Though many applaud the new proposal for its focus on ESG and climate-conscious requirements, this proposal has been met with outspoken and nuanced opposition from organizations across several industries, including leaders across mortgage finance. According to research performed by Harvard Law School, 2/3 of those who critiqued the ruling cited wanting a disclosure threshold based on investor materiality, as opposed to the 1% threshold proposed. Within the mortgage finance space, organizations such as Mortgage Bankers Association (MBA) and Securities Industry and Financial Markets Association (SIFMA) stated the SEC’s proposed regulations are unnecessary to achieve their goals and called them “overly prescriptive.”
The percentage of critics that said the new disclosure requirements will present operational issues
Costs of compliance could force smaller organizations out of the market
Could have a negative impact on affordable/equitable housing goals
Potential Industry Downstream Impacts
Although the proposal has yet to be finalized, the SEC has proposed the following schedule to implement this ruling, which would hold large companies accountable for reporting on climate-related impacts as soon as next year (FY2023). With delays in finalizing the ruling, the likelihood of pushing back the proposed implementation will continue to rise. Even though the timeline will likely change, the order in which these changes would take place is likely to remain the same.

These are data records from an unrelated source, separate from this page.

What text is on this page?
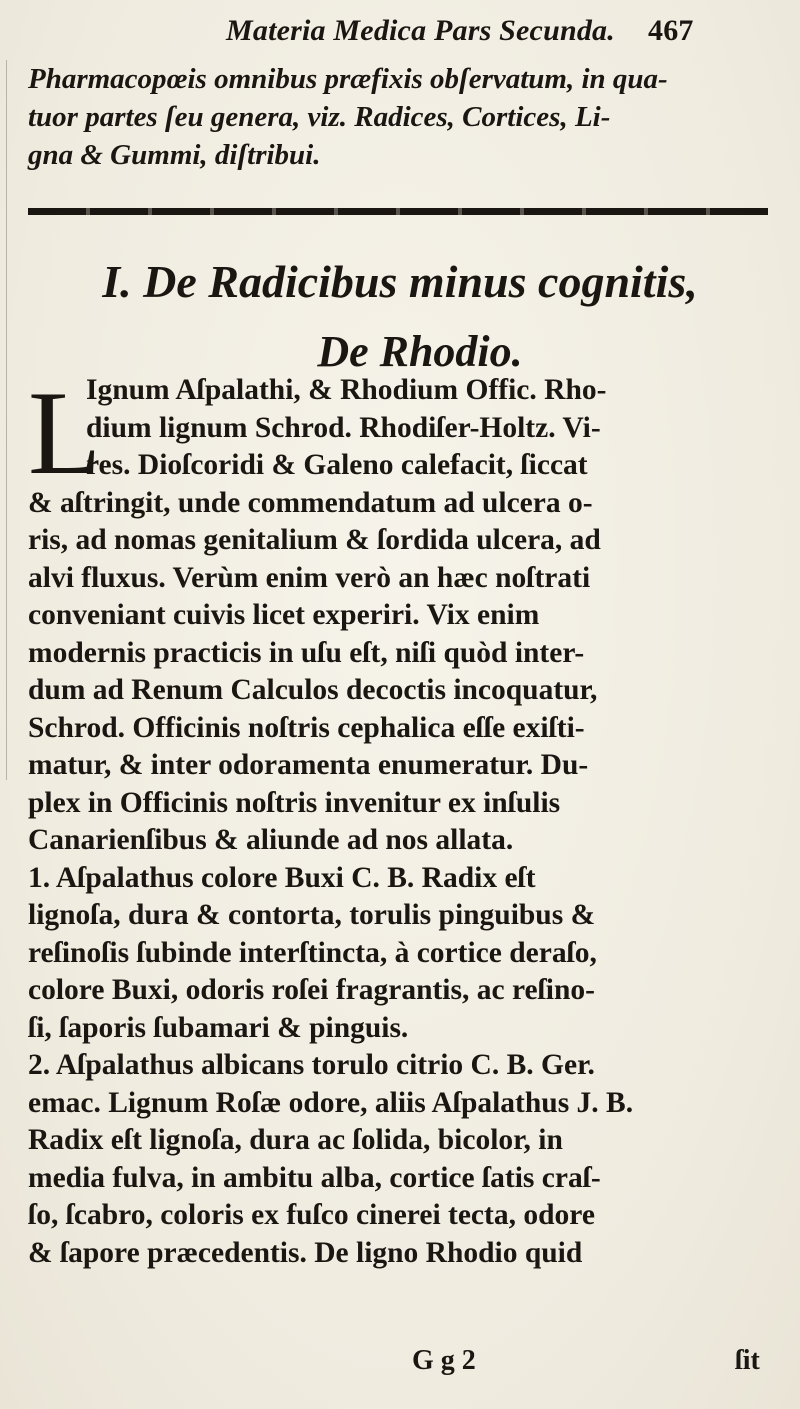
Materia Medica Pars Secunda. 467
Pharmacopœis omnibus præfixis obſervatum, in qua-
tuor partes ſeu genera, viz. Radices, Cortices, Li-
gna & Gummi, diſtribui.
I. De Radicibus minus cognitis,
De Rhodio.
L
Ignum Aſpalathi, & Rhodium Offic. Rho-
dium lignum Schrod. Rhodiſer-Holtz. Vi-
res. Dioſcoridi & Galeno calefacit, ſiccat
& aſtringit, unde commendatum ad ulcera o-
ris, ad nomas genitalium & ſordida ulcera, ad
alvi fluxus. Verùm enim verò an hæc noſtrati
conveniant cuivis licet experiri. Vix enim
modernis practicis in uſu eſt, niſi quòd inter-
dum ad Renum Calculos decoctis incoquatur,
Schrod. Officinis noſtris cephalica eſſe exiſti-
matur, & inter odoramenta enumeratur. Du-
plex in Officinis noſtris invenitur ex inſulis
Canarienſibus & aliunde ad nos allata.
1. Aſpalathus colore Buxi C. B. Radix eſt
lignoſa, dura & contorta, torulis pinguibus &
reſinoſis ſubinde interſtincta, à cortice deraſo,
colore Buxi, odoris roſei fragrantis, ac reſino-
ſi, ſaporis ſubamari & pinguis.
2. Aſpalathus albicans torulo citrio C. B. Ger.
emac. Lignum Roſæ odore, aliis Aſpalathus J. B.
Radix eſt lignoſa, dura ac ſolida, bicolor, in
media fulva, in ambitu alba, cortice ſatis craſ-
ſo, ſcabro, coloris ex fuſco cinerei tecta, odore
& ſapore præcedentis. De ligno Rhodio quid
G g 2	ſit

Rule proposed to become Law
Report all scopes every fiscal year going forward
Above Graphic: This timeline* highlights the schedule to implement climate-related disclosures for three types of companies. “Large” companies are considered any company with over $700M of public float and include companies such as Tesla, IBM, and Coca-Cola. Medium companies are a bit smaller, and have between $70M -$700M of public float; some examples of medium-sized companies include Spotify, Wendy’s, and Netflix. The final category are small companies, which includes any company with less than $70M of public float, some examples include Time Studios and Inogen.
* - this timeline is most likely going to bump out by at least a year
Though nothing is finalized, this ruling is sure to make waves for publicly traded companies and may even change how businesses operate, especially those companies that would be subject to the highly-debated Scope 3 emission reporting requirement. As the SEC works to address comments and finalize their proposal, we will regularly monitor changes to the Climate Rule and look for potential implications these changes will drive for ESG, investors, and the mortgage finance industry.